Your post, along with Peter Leithart's FT article were something I needed to read just now. I've been wondering if I made the right move leaving the Catholic Church, but you've encapsulated better than I could the reasons I'm doing so. My journey is to keep the truths of Rome without the emphasis on the role of the papacy, something becoming obviously in need of much thought on the Roman side. I'm finding Anglicanism to offer the best of both worlds.

August 24, 2015 | Unregistered CommenterRon M

Thanks for your feedback, Ron. The older I get and the more I learn, I am driven to the conclusion that catholicity is absolutely essential. That is why Leithart's opinions strike such a chord with me. But I am fully convinced of classical Anglicanism's catholicity. If I weren't, I'd rejoin the Orthodox Church or swim the Tiber.

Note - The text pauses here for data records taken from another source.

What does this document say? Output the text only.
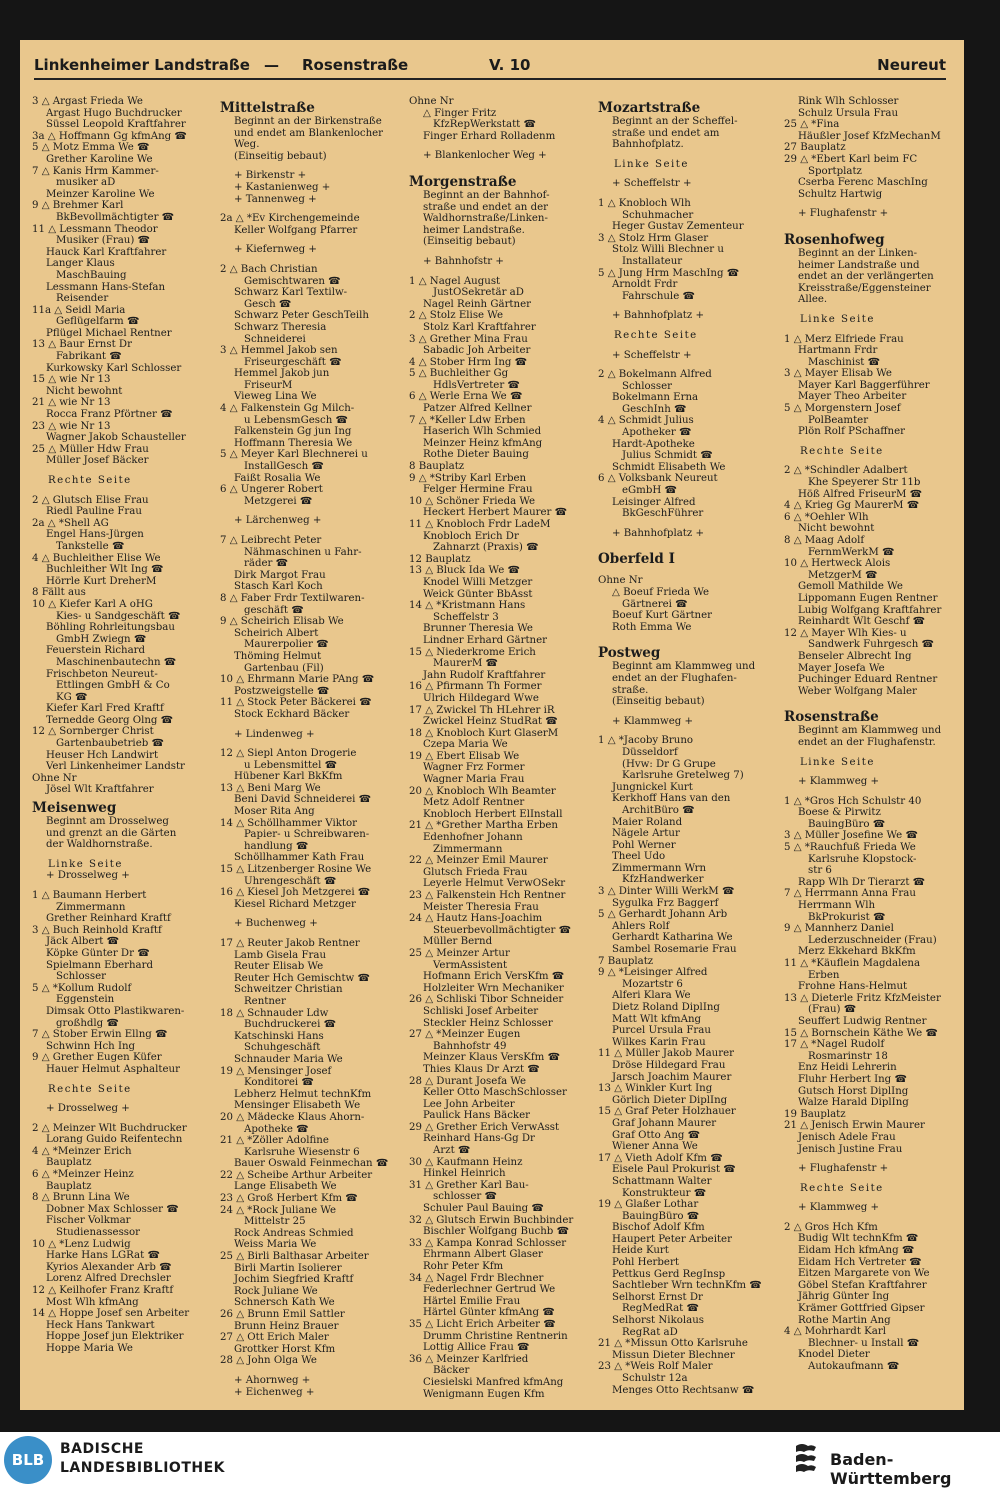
Linkenheimer Landstraße — Rosenstraße	V. 10	Neureut
3 △ Argast Frieda We
Argast Hugo Buchdrucker
Süssel Leopold Kraftfahrer
3a △ Hoffmann Gg kfmAng ☎
5 △ Motz Emma We ☎
Grether Karoline We
7 △ Kanis Hrm Kammer-
musiker aD
Meinzer Karoline We
9 △ Brehmer Karl
BkBevollmächtigter ☎
11 △ Lessmann Theodor
Musiker (Frau) ☎
Hauck Karl Kraftfahrer
Langer Klaus
MaschBauing
Lessmann Hans-Stefan
Reisender
11a △ Seidl Maria
Geflügelfarm ☎
Pflügel Michael Rentner
13 △ Baur Ernst Dr
Fabrikant ☎
Kurkowsky Karl Schlosser
15 △ wie Nr 13
Nicht bewohnt
21 △ wie Nr 13
Rocca Franz Pförtner ☎
23 △ wie Nr 13
Wagner Jakob Schausteller
25 △ Müller Hdw Frau
Müller Josef Bäcker
Rechte Seite
2 △ Glutsch Elise Frau
Riedl Pauline Frau
2a △ *Shell AG
Engel Hans-Jürgen
Tankstelle ☎
4 △ Buchleither Elise We
Buchleither Wlt Ing ☎
Hörrle Kurt DreherM
8 Fällt aus
10 △ Kiefer Karl A oHG
Kies- u Sandgeschäft ☎
Böhling Rohrleitungsbau
GmbH Zwiegn ☎
Feuerstein Richard
Maschinenbautechn ☎
Frischbeton Neureut-
Ettlingen GmbH & Co
KG ☎
Kiefer Karl Fred Kraftf
Ternedde Georg Olng ☎
12 △ Sornberger Christ
Gartenbaubetrieb ☎
Heuser Hch Landwirt
Verl Linkenheimer Landstr
Ohne Nr
Jösel Wlt Kraftfahrer
Meisenweg
Beginnt am Drosselweg
und grenzt an die Gärten
der Waldhornstraße.
Linke Seite
+ Drosselweg +
1 △ Baumann Herbert
Zimmermann
Grether Reinhard Kraftf
3 △ Buch Reinhold Kraftf
Jäck Albert ☎
Köpke Günter Dr ☎
Spielmann Eberhard
Schlosser
5 △ *Kollum Rudolf
Eggenstein
Dimsak Otto Plastikwaren-
großhdlg ☎
7 △ Stober Erwin Ellng ☎
Schwinn Hch Ing
9 △ Grether Eugen Küfer
Hauer Helmut Asphalteur
Rechte Seite
+ Drosselweg +
2 △ Meinzer Wlt Buchdrucker
Lorang Guido Reifentechn
4 △ *Meinzer Erich
Bauplatz
6 △ *Meinzer Heinz
Bauplatz
8 △ Brunn Lina We
Dobner Max Schlosser ☎
Fischer Volkmar
Studienassessor
10 △ *Lenz Ludwig
Harke Hans LGRat ☎
Kyrios Alexander Arb ☎
Lorenz Alfred Drechsler
12 △ Keilhofer Franz Kraftf
Most Wlh kfmAng
14 △ Hoppe Josef sen Arbeiter
Heck Hans Tankwart
Hoppe Josef jun Elektriker
Hoppe Maria We
Mittelstraße
Beginnt an der Birkenstraße
und endet am Blankenlocher
Weg.
(Einseitig bebaut)
+ Birkenstr +
+ Kastanienweg +
+ Tannenweg +
2a △ *Ev Kirchengemeinde
Keller Wolfgang Pfarrer
+ Kiefernweg +
2 △ Bach Christian
Gemischtwaren ☎
Schwarz Karl Textilw-
Gesch ☎
Schwarz Peter GeschTeilh
Schwarz Theresia
Schneiderei
3 △ Hemmel Jakob sen
Friseurgeschäft ☎
Hemmel Jakob jun
FriseurM
Vieweg Lina We
4 △ Falkenstein Gg Milch-
u LebensmGesch ☎
Falkenstein Gg jun Ing
Hoffmann Theresia We
5 △ Meyer Karl Blechnerei u
InstallGesch ☎
Faißt Rosalia We
6 △ Ungerer Robert
Metzgerei ☎
+ Lärchenweg +
7 △ Leibrecht Peter
Nähmaschinen u Fahr-
räder ☎
Dirk Margot Frau
Stasch Karl Koch
8 △ Faber Frdr Textilwaren-
geschäft ☎
9 △ Scheirich Elisab We
Scheirich Albert
Maurerpolier ☎
Thöming Helmut
Gartenbau (Fil)
10 △ Ehrmann Marie PAng ☎
Postzweigstelle ☎
11 △ Stock Peter Bäckerei ☎
Stock Eckhard Bäcker
+ Lindenweg +
12 △ Siepl Anton Drogerie
u Lebensmittel ☎
Hübener Karl BkKfm
13 △ Beni Marg We
Beni David Schneiderei ☎
Moser Rita Ang
14 △ Schöllhammer Viktor
Papier- u Schreibwaren-
handlung ☎
Schöllhammer Kath Frau
15 △ Litzenberger Rosine We
Uhrengeschäft ☎
16 △ Kiesel Joh Metzgerei ☎
Kiesel Richard Metzger
+ Buchenweg +
17 △ Reuter Jakob Rentner
Lamb Gisela Frau
Reuter Elisab We
Reuter Hch Gemischtw ☎
Schweitzer Christian
Rentner
18 △ Schnauder Ldw
Buchdruckerei ☎
Katschinski Hans
Schuhgeschäft
Schnauder Maria We
19 △ Mensinger Josef
Konditorei ☎
Lebherz Helmut technKfm
Mensinger Elisabeth We
20 △ Mädecke Klaus Ahorn-
Apotheke ☎
21 △ *Zöller Adolfine
Karlsruhe Wiesenstr 6
Bauer Oswald Feinmechan ☎
22 △ Scheibe Arthur Arbeiter
Lange Elisabeth We
23 △ Groß Herbert Kfm ☎
24 △ *Rock Juliane We
Mittelstr 25
Rock Andreas Schmied
Weiss Maria We
25 △ Birli Balthasar Arbeiter
Birli Martin Isolierer
Jochim Siegfried Kraftf
Rock Juliane We
Schnersch Kath We
26 △ Brunn Emil Sattler
Brunn Heinz Brauer
27 △ Ott Erich Maler
Grottker Horst Kfm
28 △ John Olga We
+ Ahornweg +
+ Eichenweg +
Ohne Nr
△ Finger Fritz
KfzRepWerkstatt ☎
Finger Erhard Rolladenm
+ Blankenlocher Weg +
Morgenstraße
Beginnt an der Bahnhof-
straße und endet an der
Waldhornstraße/Linken-
heimer Landstraße.
(Einseitig bebaut)
+ Bahnhofstr +
1 △ Nagel August
JustOSekretär aD
Nagel Reinh Gärtner
2 △ Stolz Elise We
Stolz Karl Kraftfahrer
3 △ Grether Mina Frau
Sabadic Joh Arbeiter
4 △ Stober Hrm Ing ☎
5 △ Buchleither Gg
HdlsVertreter ☎
6 △ Werle Erna We ☎
Patzer Alfred Kellner
7 △ *Keller Ldw Erben
Haserich Wlh Schmied
Meinzer Heinz kfmAng
Rothe Dieter Bauing
8 Bauplatz
9 △ *Striby Karl Erben
Felger Hermine Frau
10 △ Schöner Frieda We
Heckert Herbert Maurer ☎
11 △ Knobloch Frdr LadeM
Knobloch Erich Dr
Zahnarzt (Praxis) ☎
12 Bauplatz
13 △ Bluck Ida We ☎
Knodel Willi Metzger
Weick Günter BbAsst
14 △ *Kristmann Hans
Scheffelstr 3
Brunner Theresia We
Lindner Erhard Gärtner
15 △ Niederkrome Erich
MaurerM ☎
Jahn Rudolf Kraftfahrer
16 △ Pfirmann Th Former
Ulrich Hildegard Wwe
17 △ Zwickel Th HLehrer iR
Zwickel Heinz StudRat ☎
18 △ Knobloch Kurt GlaserM
Czepa Maria We
19 △ Ebert Elisab We
Wagner Frz Former
Wagner Maria Frau
20 △ Knobloch Wlh Beamter
Metz Adolf Rentner
Knobloch Herbert ElInstall
21 △ *Grether Martha Erben
Edenhofner Johann
Zimmermann
22 △ Meinzer Emil Maurer
Glutsch Frieda Frau
Leyerle Helmut VerwOSekr
23 △ Falkenstein Hch Rentner
Meister Theresia Frau
24 △ Hautz Hans-Joachim
Steuerbevollmächtigter ☎
Müller Bernd
25 △ Meinzer Artur
VermAssistent
Hofmann Erich VersKfm ☎
Holzleiter Wrn Mechaniker
26 △ Schliski Tibor Schneider
Schliski Josef Arbeiter
Steckler Heinz Schlosser
27 △ *Meinzer Eugen
Bahnhofstr 49
Meinzer Klaus VersKfm ☎
Thies Klaus Dr Arzt ☎
28 △ Durant Josefa We
Keller Otto MaschSchlosser
Lee John Arbeiter
Paulick Hans Bäcker
29 △ Grether Erich VerwAsst
Reinhard Hans-Gg Dr
Arzt ☎
30 △ Kaufmann Heinz
Hinkel Heinrich
31 △ Grether Karl Bau-
schlosser ☎
Schuler Paul Bauing ☎
32 △ Glutsch Erwin Buchbinder
Bischler Wolfgang Buchb ☎
33 △ Kampa Konrad Schlosser
Ehrmann Albert Glaser
Rohr Peter Kfm
34 △ Nagel Frdr Blechner
Federlechner Gertrud We
Härtel Emilie Frau
Härtel Günter kfmAng ☎
35 △ Licht Erich Arbeiter ☎
Drumm Christine Rentnerin
Lottig Allice Frau ☎
36 △ Meinzer Karlfried
Bäcker
Ciesielski Manfred kfmAng
Wenigmann Eugen Kfm
Mozartstraße
Beginnt an der Scheffel-
straße und endet am
Bahnhofplatz.
Linke Seite
+ Scheffelstr +
1 △ Knobloch Wlh
Schuhmacher
Heger Gustav Zementeur
3 △ Stolz Hrm Glaser
Stolz Willi Blechner u
Installateur
5 △ Jung Hrm MaschIng ☎
Arnoldt Frdr
Fahrschule ☎
+ Bahnhofplatz +
Rechte Seite
+ Scheffelstr +
2 △ Bokelmann Alfred
Schlosser
Bokelmann Erna
GeschInh ☎
4 △ Schmidt Julius
Apotheker ☎
Hardt-Apotheke
Julius Schmidt ☎
Schmidt Elisabeth We
6 △ Volksbank Neureut
eGmbH ☎
Leisinger Alfred
BkGeschFührer
+ Bahnhofplatz +
Oberfeld I
Ohne Nr
△ Boeuf Frieda We
Gärtnerei ☎
Boeuf Kurt Gärtner
Roth Emma We
Postweg
Beginnt am Klammweg und
endet an der Flughafen-
straße.
(Einseitig bebaut)
+ Klammweg +
1 △ *Jacoby Bruno
Düsseldorf
(Hvw: Dr G Grupe
Karlsruhe Gretelweg 7)
Jungnickel Kurt
Kerkhoff Hans van den
ArchitBüro ☎
Maier Roland
Nägele Artur
Pohl Werner
Theel Udo
Zimmermann Wrn
KfzHandwerker
3 △ Dinter Willi WerkM ☎
Sygulka Frz Baggerf
5 △ Gerhardt Johann Arb
Ahlers Rolf
Gerhardt Katharina We
Sambel Rosemarie Frau
7 Bauplatz
9 △ *Leisinger Alfred
Mozartstr 6
Alferi Klara We
Dietz Roland DiplIng
Matt Wlt kfmAng
Purcel Ursula Frau
Wilkes Karin Frau
11 △ Müller Jakob Maurer
Dröse Hildegard Frau
Jarsch Joachim Maurer
13 △ Winkler Kurt Ing
Görlich Dieter DiplIng
15 △ Graf Peter Holzhauer
Graf Johann Maurer
Graf Otto Ang ☎
Wiener Anna We
17 △ Vieth Adolf Kfm ☎
Eisele Paul Prokurist ☎
Schattmann Walter
Konstrukteur ☎
19 △ Glaßer Lothar
BauingBüro ☎
Bischof Adolf Kfm
Haupert Peter Arbeiter
Heide Kurt
Pohl Herbert
Pettkus Gerd RegInsp
Sachtleber Wrn technKfm ☎
Selhorst Ernst Dr
RegMedRat ☎
Selhorst Nikolaus
RegRat aD
21 △ *Missun Otto Karlsruhe
Missun Dieter Blechner
23 △ *Weis Rolf Maler
Schulstr 12a
Menges Otto Rechtsanw ☎
Rink Wlh Schlosser
Schulz Ursula Frau
25 △ *Fina
Häußler Josef KfzMechanM
27 Bauplatz
29 △ *Ebert Karl beim FC
Sportplatz
Cserba Ferenc MaschIng
Schultz Hartwig
+ Flughafenstr +
Rosenhofweg
Beginnt an der Linken-
heimer Landstraße und
endet an der verlängerten
Kreisstraße/Eggensteiner
Allee.
Linke Seite
1 △ Merz Elfriede Frau
Hartmann Frdr
Maschinist ☎
3 △ Mayer Elisab We
Mayer Karl Baggerführer
Mayer Theo Arbeiter
5 △ Morgenstern Josef
PolBeamter
Plön Rolf PSchaffner
Rechte Seite
2 △ *Schindler Adalbert
Khe Speyerer Str 11b
Höß Alfred FriseurM ☎
4 △ Krieg Gg MaurerM ☎
6 △ *Oehler Wlh
Nicht bewohnt
8 △ Maag Adolf
FernmWerkM ☎
10 △ Hertweck Alois
MetzgerM ☎
Gemoll Mathilde We
Lippomann Eugen Rentner
Lubig Wolfgang Kraftfahrer
Reinhardt Wlt Geschf ☎
12 △ Mayer Wlh Kies- u
Sandwerk Fuhrgesch ☎
Benseler Albrecht Ing
Mayer Josefa We
Puchinger Eduard Rentner
Weber Wolfgang Maler
Rosenstraße
Beginnt am Klammweg und
endet an der Flughafenstr.
Linke Seite
+ Klammweg +
1 △ *Gros Hch Schulstr 40
Boese & Pirwitz
BauingBüro ☎
3 △ Müller Josefine We ☎
5 △ *Rauchfuß Frieda We
Karlsruhe Klopstock-
str 6
Rapp Wlh Dr Tierarzt ☎
7 △ Herrmann Anna Frau
Herrmann Wlh
BkProkurist ☎
9 △ Mannherz Daniel
Lederzuschneider (Frau)
Merz Ekkehard BkKfm
11 △ *Käuflein Magdalena
Erben
Frohne Hans-Helmut
13 △ Dieterle Fritz KfzMeister
(Frau) ☎
Seuffert Ludwig Rentner
15 △ Bornschein Käthe We ☎
17 △ *Nagel Rudolf
Rosmarinstr 18
Enz Heidi Lehrerin
Fluhr Herbert Ing ☎
Gutsch Horst DiplIng
Walze Harald DiplIng
19 Bauplatz
21 △ Jenisch Erwin Maurer
Jenisch Adele Frau
Jenisch Justine Frau
+ Flughafenstr +
Rechte Seite
+ Klammweg +
2 △ Gros Hch Kfm
Budig Wlt technKfm ☎
Eidam Hch kfmAng ☎
Eidam Hch Vertreter ☎
Eitzen Margarete von We
Göbel Stefan Kraftfahrer
Jährig Günter Ing
Krämer Gottfried Gipser
Rothe Martin Ang
4 △ Mohrhardt Karl
Blechner- u Install ☎
Knodel Dieter
Autokaufmann ☎
BLB
BADISCHE
LANDESBIBLIOTHEK	Baden-Württemberg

Notice I said "classical" Anglicanism. Unfortunately we Anglicans have too many ”Reformation Christians” in our midst whose version of catholicity is so watered down that it makes John Calvin look like Robert Bellarmine. I'm of course talking about our gaggles of neo-Puritan icon smashers and chasuble burners, neo-Evangelical woman ordainers, and Finneyite thou-shalt-notters . As I've taken pains lately to argue here at OJC, the English Reformation was unlike the Continental Reformations, so much so that Elizabeth and the second generation of reformers strove to temper the fiery, reductionistic excess of the radicals with the inherited wisdom and practice of the Fathers. That's what Anglicanism is.